Mas o que têm as mulheres mais velhas de especial?

Depende a quem você pergunta. Segundo o dr. Freud, os homens veem nelas uma mera substituição do amor primordial, incondicional e materno que tiveram na infância. Há uma pulsão incestuosa nesse fascínio.

Com todo respeito pelo velho Sigmund, prefiro Honoré de Balzac. Li "A Mulher de Trinta Anos" quando teria metade dessa idade e nunca mais deixei de pensar em Julie d'Aiglemont.

Na novela, Julie segue as ilusões da juventude e casa com um imbecil, contra os conselhos do pai. As ilusões passam depressa e Julie, mortificada pela vida que leva, se transforma na mulher de 30 anos do título: ainda bela, mas sobretudo desperta.

Cena do filme " A Primeira Noite de um Homem" . Em primeiro primeiro plano, a perna  de uma mulher flexionada, em segundo, um jovem de terno sorri."
Ilustração de Angelo Abu para coluna de João Pereira Coutinho de 13 de maio de 2024 - Angelo Abu/Folhapress

Explica Balzac: é aos 30 anos, que hoje equivalem aos 40 ou 50, que as mulheres estão no seu "cume poético". Que significa isso?

Significa que é aos 40 ou 50 que as mulheres estão no topo da existência, podendo contemplar todo o passado e todo o futuro com a segurança e a clareza que não tinham aos 20.

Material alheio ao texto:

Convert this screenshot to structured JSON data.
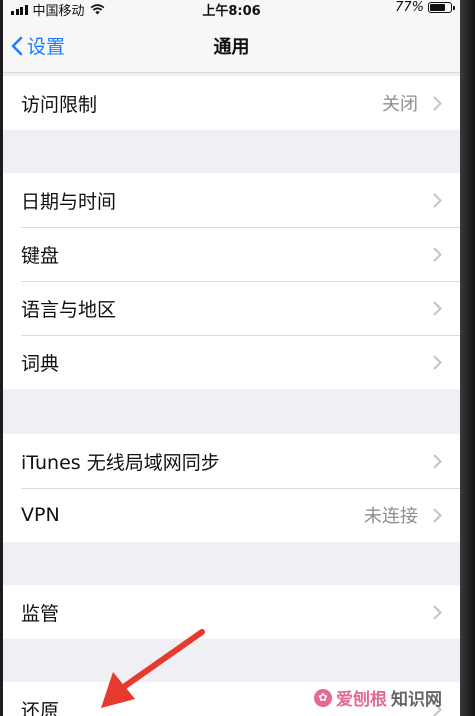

Moldadas pela vida e pela experiência, são dotadas de uma autonomia e de um mistério que é irresistível para qualquer mancebo que ainda está no princípio da subida.

Como escrevia Balzac sobre Julie, havia nela indecisões, temores, perturbações e tempestades que estão interditos a uma donzela.

A mulher de 40 ou 50 anos dispõe de uma tela mais ampla, de uma paleta mais colorida, sendo capaz de representar todos os papéis precisamente porque os conhece. A mulher de 40 ou 50 anos não é samba de uma nota só.

"A mulher experiente parece dar mais do que a si própria", escreveu Balzac. Frase fulminante de tão bela, que me ficou gravada na memória quando a li pela primeira vez. E que procurei, por todos os meios, confirmar mais tarde. Confirmei.

O filme "A Ideia de Você" não é Balzac. Aliás, o roteiro é bem pobre nos diálogos e só se salva pela presença de Anne Hathaway, uma perfeita balzaquiana que até tem nome francês (Solène). Fato: neste mundo, nada se cria, nada se perde, tudo se transforma.

Como a Julie de Balzac, Solène também teve suas ilusões e desgostos. Aprendeu com ambos: o à-vontade com que habita a própria pele é uma coisa maravilhosa de ver.

E aos 40 anos recebe um novo amor (ou será um amor novo?) com a sabedoria que só uma mulher madura pode ter, mesmo em suas fragilidades e sacrifícios. Como resistir a isso?

Não resistindo –e o rapaz, apesar de ser uma estrela pop e com legiões de fãs a seus pés, percebe de imediato que está na presença de uma mulher real.

Não conto o fim, claro, exceto para lembrar que mulheres reais são difíceis de encontrar. E, uma vez encontradas, difíceis de largar.